U.Ok. knowledge safety authorities have issued a provisional fantastic of greater than £6 million to NHS vendor Superior after discovering that the corporate didn’t correctly safe the data of 1000’s of individuals later stolen in a ransomware assault.
In an announcement, the U.Ok. Info Commissioner’s workplace (ICO) mentioned it issued the fantastic after figuring out that the cybercriminals behind the August 2022 ransomware assault “initially accessed a lot of Superior’s well being and care methods by way of a buyer account that didn’t have multi-factor authentication.”
The cyberattack on Superior led to widespread disruption to NHS providers throughout the UK on the time, inflicting outages on the NHS non-emergency 111 line and forcing hospitals and medical practices to resort to pen and paper for weeks. Physicians at affected NHS trusts reported that they couldn’t entry affected person data.
Mandiant, the incident response agency that helped to research the hack, mentioned malware utilized by the LockBit ransomware gang was used within the assault; although, LockBit by no means publicly claimed duty for the cyberattack on its darkish net leak website. That may be a sign {that a} hacked firm could have paid a ransom.
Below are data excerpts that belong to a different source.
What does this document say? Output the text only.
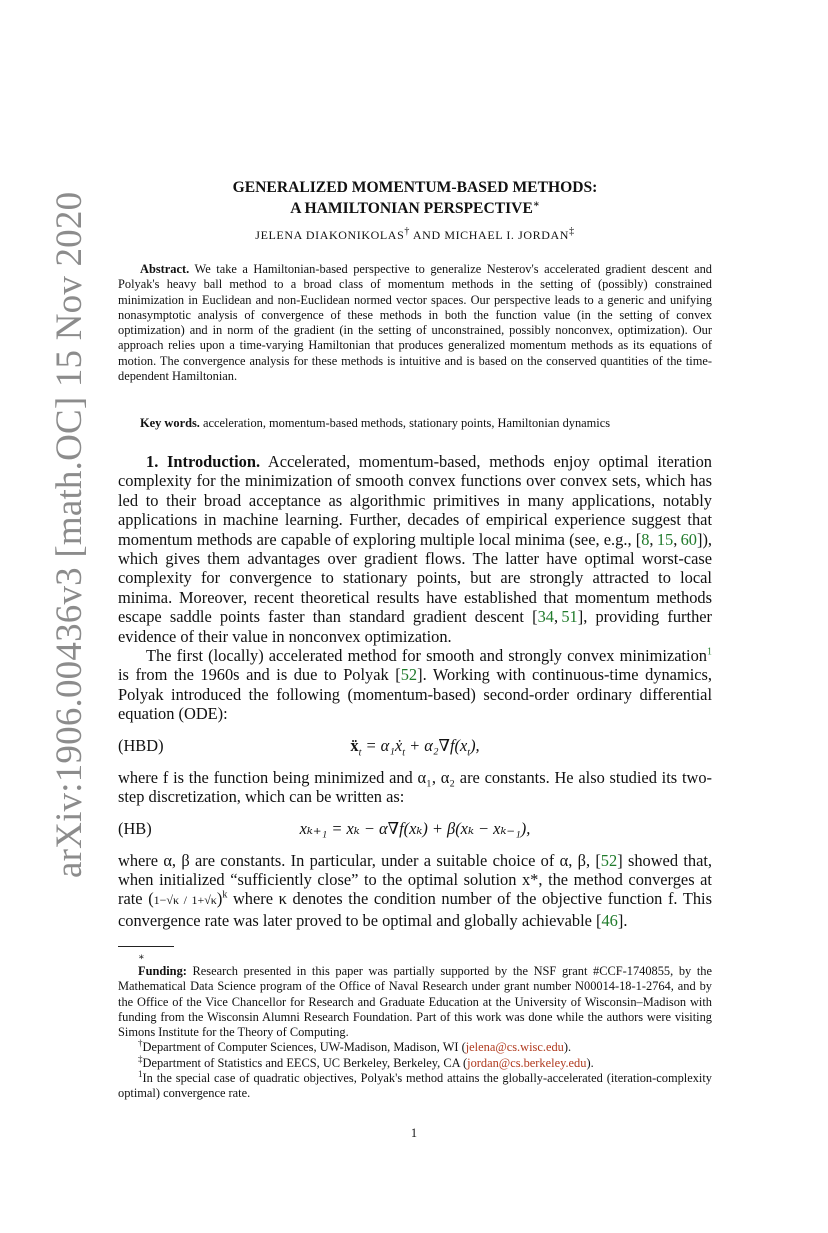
arXiv:1906.00436v3 [math.OC] 15 Nov 2020
GENERALIZED MOMENTUM-BASED METHODS:
A HAMILTONIAN PERSPECTIVE∗
JELENA DIAKONIKOLAS† AND MICHAEL I. JORDAN‡
Abstract. We take a Hamiltonian-based perspective to generalize Nesterov's accelerated gradient descent and Polyak's heavy ball method to a broad class of momentum methods in the setting of (possibly) constrained minimization in Euclidean and non-Euclidean normed vector spaces. Our perspective leads to a generic and unifying nonasymptotic analysis of convergence of these methods in both the function value (in the setting of convex optimization) and in norm of the gradient (in the setting of unconstrained, possibly nonconvex, optimization). Our approach relies upon a time-varying Hamiltonian that produces generalized momentum methods as its equations of motion. The convergence analysis for these methods is intuitive and is based on the conserved quantities of the time-dependent Hamiltonian.
Key words. acceleration, momentum-based methods, stationary points, Hamiltonian dynamics

1. Introduction. Accelerated, momentum-based, methods enjoy optimal iteration complexity for the minimization of smooth convex functions over convex sets, which has led to their broad acceptance as algorithmic primitives in many applications, notably applications in machine learning. Further, decades of empirical experience suggest that momentum methods are capable of exploring multiple local minima (see, e.g., [8, 15, 60]), which gives them advantages over gradient flows. The latter have optimal worst-case complexity for convergence to stationary points, but are strongly attracted to local minima. Moreover, recent theoretical results have established that momentum methods escape saddle points faster than standard gradient descent [34, 51], providing further evidence of their value in nonconvex optimization.

The first (locally) accelerated method for smooth and strongly convex minimization$^1$ is from the 1960s and is due to Polyak [52]. Working with continuous-time dynamics, Polyak introduced the following (momentum-based) second-order ordinary differential equation (ODE):

(HBD)	ẍ$_t$ = α₁ẋ$_t$ + $\alpha_2\nabla f(x_t)$,

where f is the function being minimized and α₁, α₂ are constants. He also studied its two-step discretization, which can be written as:

(HB)	xₖ₊₁ = xₖ − α∇f(xₖ) + β(xₖ − xₖ₋₁),

where α, β are constants. In particular, under a suitable choice of α, β, [52] showed that, when initialized “sufficiently close” to the optimal solution x*, the method converges at rate $(1-√\kappa / 1+√\kappa)^k$ where κ denotes the condition number of the objective function f. This convergence rate was later proved to be optimal and globally achievable [46].

∗

Funding: Research presented in this paper was partially supported by the NSF grant #CCF-1740855, by the Mathematical Data Science program of the Office of Naval Research under grant number N00014-18-1-2764, and by the Office of the Vice Chancellor for Research and Graduate Education at the University of Wisconsin–Madison with funding from the Wisconsin Alumni Research Foundation. Part of this work was done while the authors were visiting Simons Institute for the Theory of Computing.

†Department of Computer Sciences, UW-Madison, Madison, WI (jelena@cs.wisc.edu).

‡Department of Statistics and EECS, UC Berkeley, Berkeley, CA (jordan@cs.berkeley.edu).

$^1$In the special case of quadratic objectives, Polyak's method attains the globally-accelerated (iteration-complexity optimal) convergence rate.

1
Superior beforehand declined to say if it had paid one.
By October 2022, Superior mentioned in its post-incident report that the cybercriminals broke into Superior’s community “utilizing reliable third-party credentials,” implying that there was no multi-factor authentication on the account.
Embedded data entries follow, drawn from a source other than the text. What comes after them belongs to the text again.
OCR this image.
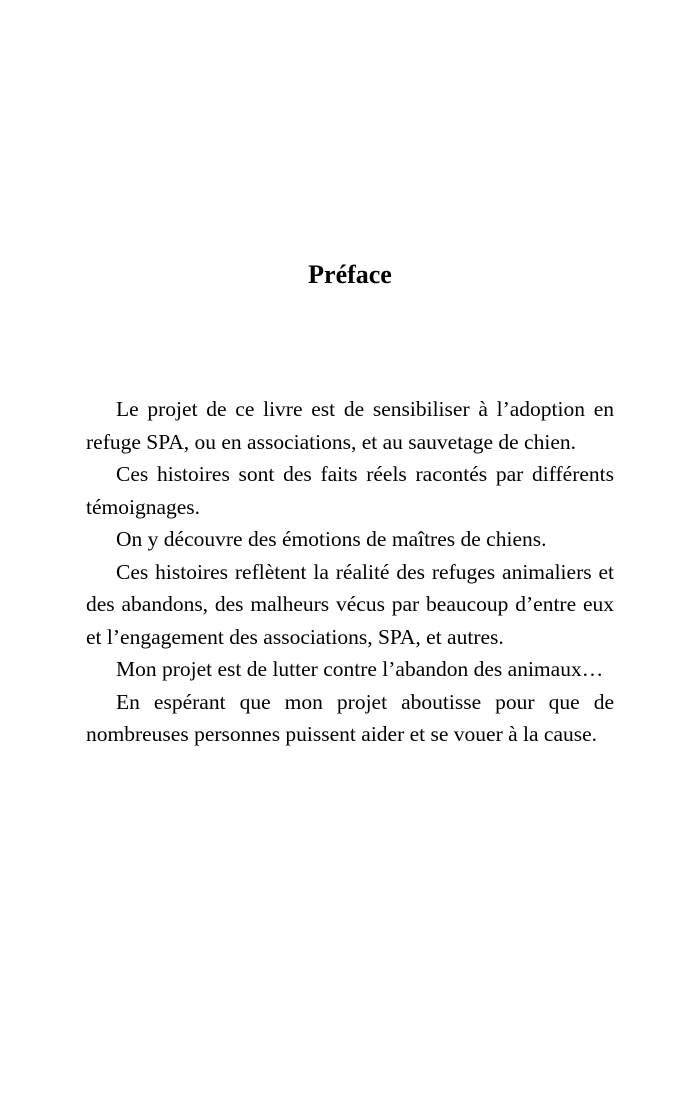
Préface

Le projet de ce livre est de sensibiliser à l’adoption en refuge SPA, ou en associations, et au sauvetage de chien.

Ces histoires sont des faits réels racontés par différents témoignages.

On y découvre des émotions de maîtres de chiens.

Ces histoires reflètent la réalité des refuges animaliers et des abandons, des malheurs vécus par beaucoup d’entre eux et l’engagement des associations, SPA, et autres.

Mon projet est de lutter contre l’abandon des animaux…

En espérant que mon projet aboutisse pour que de nombreuses personnes puissent aider et se vouer à la cause.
Now the ICO seems to be confirming that.
The ICO mentioned it’s provisionally issuing a fantastic of £6.09 million ($7.75 million) after the watchdog mentioned Superior provisionally “breached knowledge safety legislation in failing to implement acceptable safety measures previous to the assault to guard the private data it was processing.”
The watchdog additionally confirmed that the cyberattack led to the theft of knowledge of near 83,000 folks in the UK, together with telephone numbers and medical data, and particulars of “learn how to acquire entry to the houses of 890 individuals who have been receiving care at house,” the ICO mentioned.
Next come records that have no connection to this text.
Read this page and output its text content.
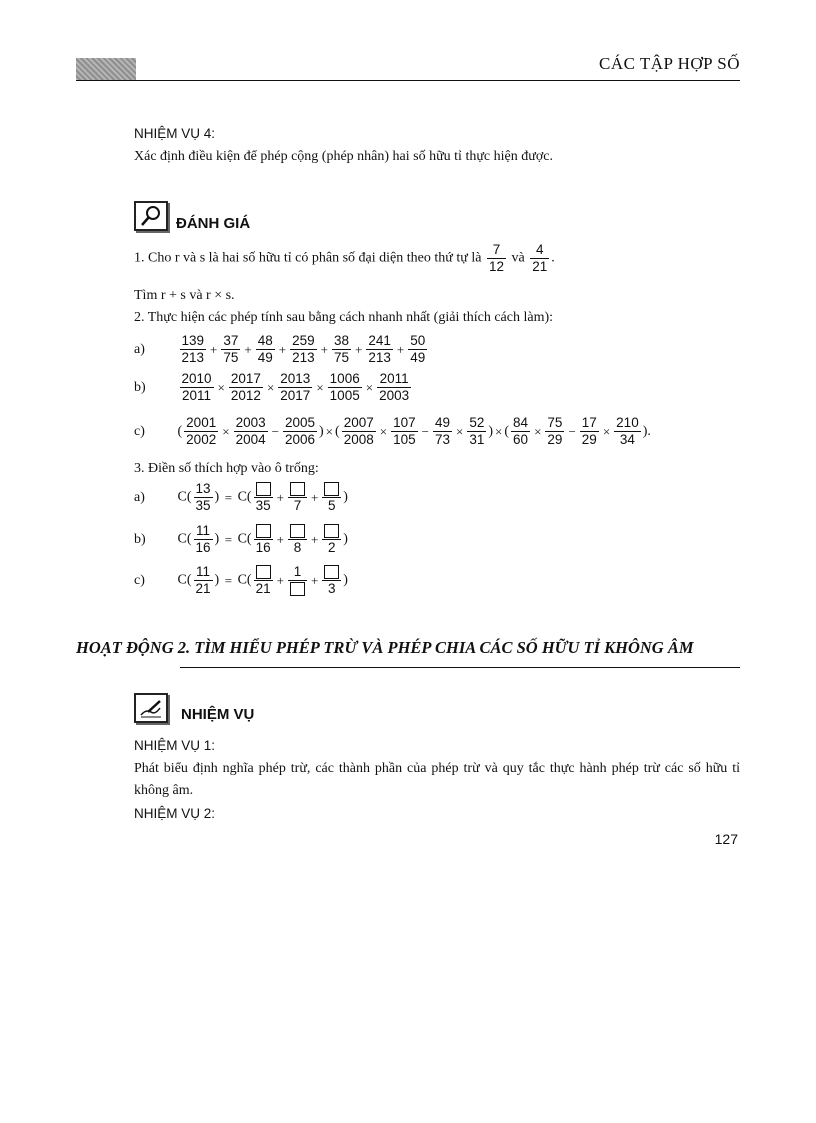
CÁC TẬP HỢP SỐ
NHIỆM VỤ 4:
Xác định điều kiện để phép cộng (phép nhân) hai số hữu tỉ thực hiện được.
ĐÁNH GIÁ
1. Cho r và s là hai số hữu tỉ có phân số đại diện theo thứ tự là $\frac{7}{12}$ và $\frac{4}{21}$ .
Tìm r + s và r × s.
2. Thực hiện các phép tính sau bằng cách nhanh nhất (giải thích cách làm):
a)	$\frac{139}{213} + \frac{37}{75} + \frac{48}{49} + \frac{259}{213} + \frac{38}{75} + \frac{241}{213} + \frac{50}{49}$
b)	$\frac{2010}{2011} \times \frac{2017}{2012} \times \frac{2013}{2017} \times \frac{1006}{1005} \times \frac{2011}{2003}$
c) ( $\frac{2001}{2002} \times \frac{2003}{2004} - \frac{2005}{2006}$ ) × ( $\frac{2007}{2008} \times \frac{107}{105} - \frac{49}{73} \times \frac{52}{31}$ ) × ( $\frac{84}{60} \times \frac{75}{29} - \frac{17}{29} \times \frac{210}{34}$ ).
3. Điền số thích hợp vào ô trống:
a) $C( \frac{13}{35}$ ) = C(
35
+
7
+
5
)
b) $C( \frac{11}{16}$ ) = C(
16
+
8
+
2
)
c) $C( \frac{11}{21}$ ) = C(
21
+
1
+
3
)
HOẠT ĐỘNG 2. TÌM HIỂU PHÉP TRỪ VÀ PHÉP CHIA CÁC SỐ HỮU TỈ KHÔNG ÂM
NHIỆM VỤ
NHIỆM VỤ 1:
Phát biểu định nghĩa phép trừ, các thành phần của phép trừ và quy tắc thực hành phép trừ các số hữu tỉ không âm.
NHIỆM VỤ 2:
127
The fantastic is provisional, the watchdog mentioned, that means the penalty could change. ICO Commissioner John Edwards mentioned the watchdog made the choice to go public on this case partially to “keep away from related incidents sooner or later.”
“I urge all organisations, particularly these dealing with delicate well being knowledge, to urgently safe exterior connections with multi-factor authentication,” mentioned Edwards.
Spokespeople for Superior didn’t reply to a request for remark previous to publication.